Ruddy Ground Dove
The ruddy ground dove (Columbina talpacoti) is a small New World tropical dove. It is a resident breeder from Mexico south to Brazil, Peru and Paraguay, and northern Argentina, and on Trinidad and Tobago. Individual birds can sometimes be seen in the southwestern USA, from southern Texas to southernmost California, primarily during winter.
Ruddy ground doves are small short-tailed pigeons, 17 cm (6.7 in) long. Adult males have a pale grey head and neck, and rich rufous upperparts, black-spotted on the wing coverts. The underparts are paler brown, the tail is edged black, and the underwings are cinnamon and black. The female is grey-brown rather than rufous, and has less contrast between head and body than the male.
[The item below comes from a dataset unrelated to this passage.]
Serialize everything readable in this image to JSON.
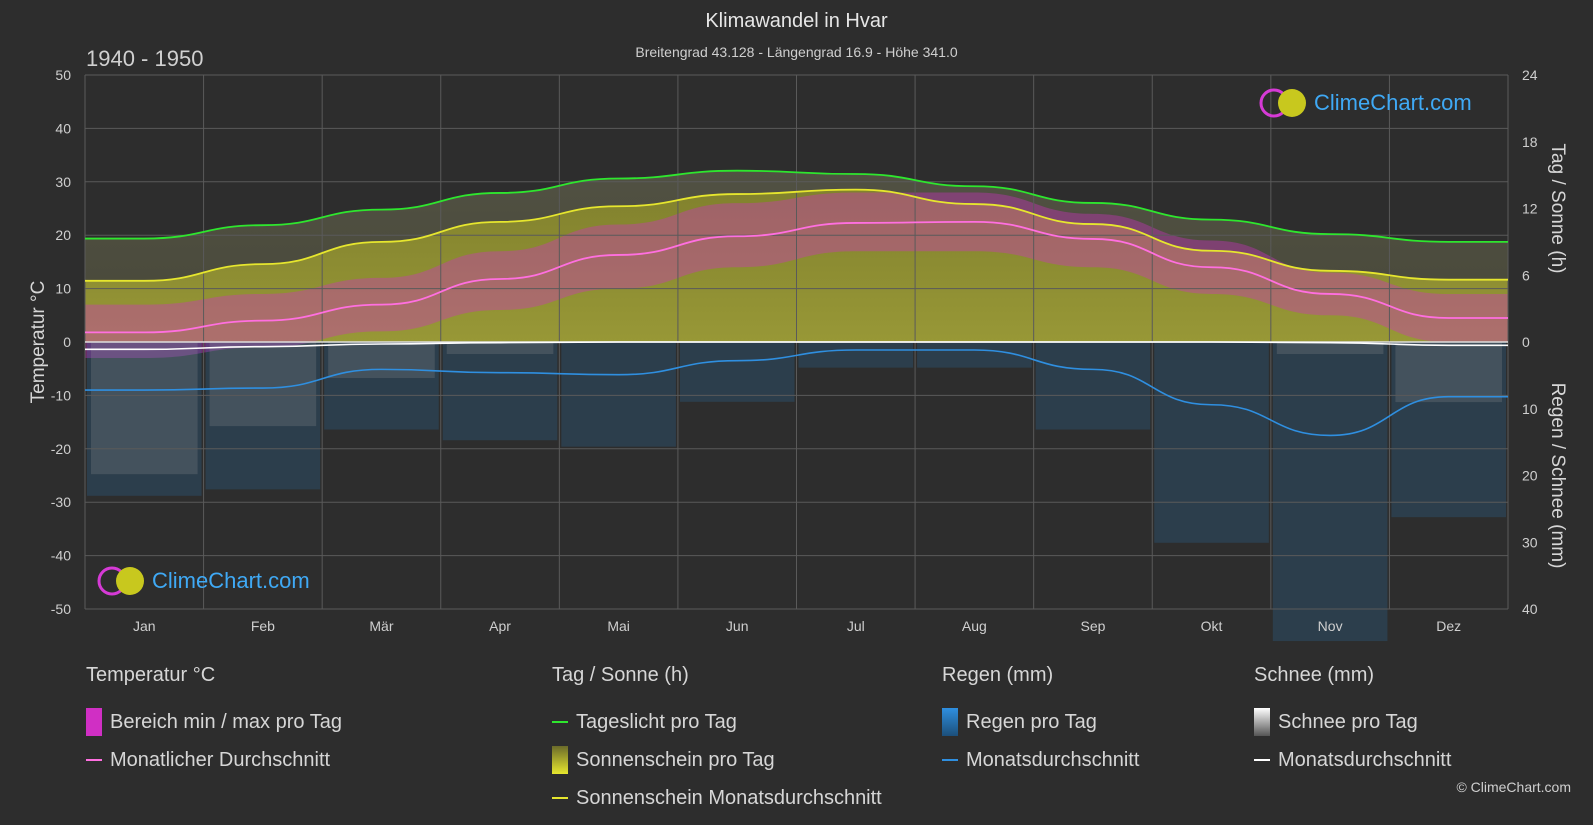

The ruddy ground dove is very common in scrub and other open country, including cultivated land and urban centres, where it can be seen feeding on grain alongside feral pigeons. It builds a solid but sparsely lined cup-shaped stick nest in a tree and lays two white eggs. Incubation is 12–13 days with another 12–14 days to fledging. There may be a second or third brood. Chick mortality through predation and falls from the nest is high. Its flight is fast and direct, with the regular beats and occasional sharp flick of the wings which are characteristic of pigeons in general.
Ruddy ground doves feed mainly on seeds, but also sometimes on snails and small insects. Their call is a soft cooing cur-WOO. This species can be quite approachable. Males frequently threaten each other by jumping and raising a wing, and brief confrontations may ensue.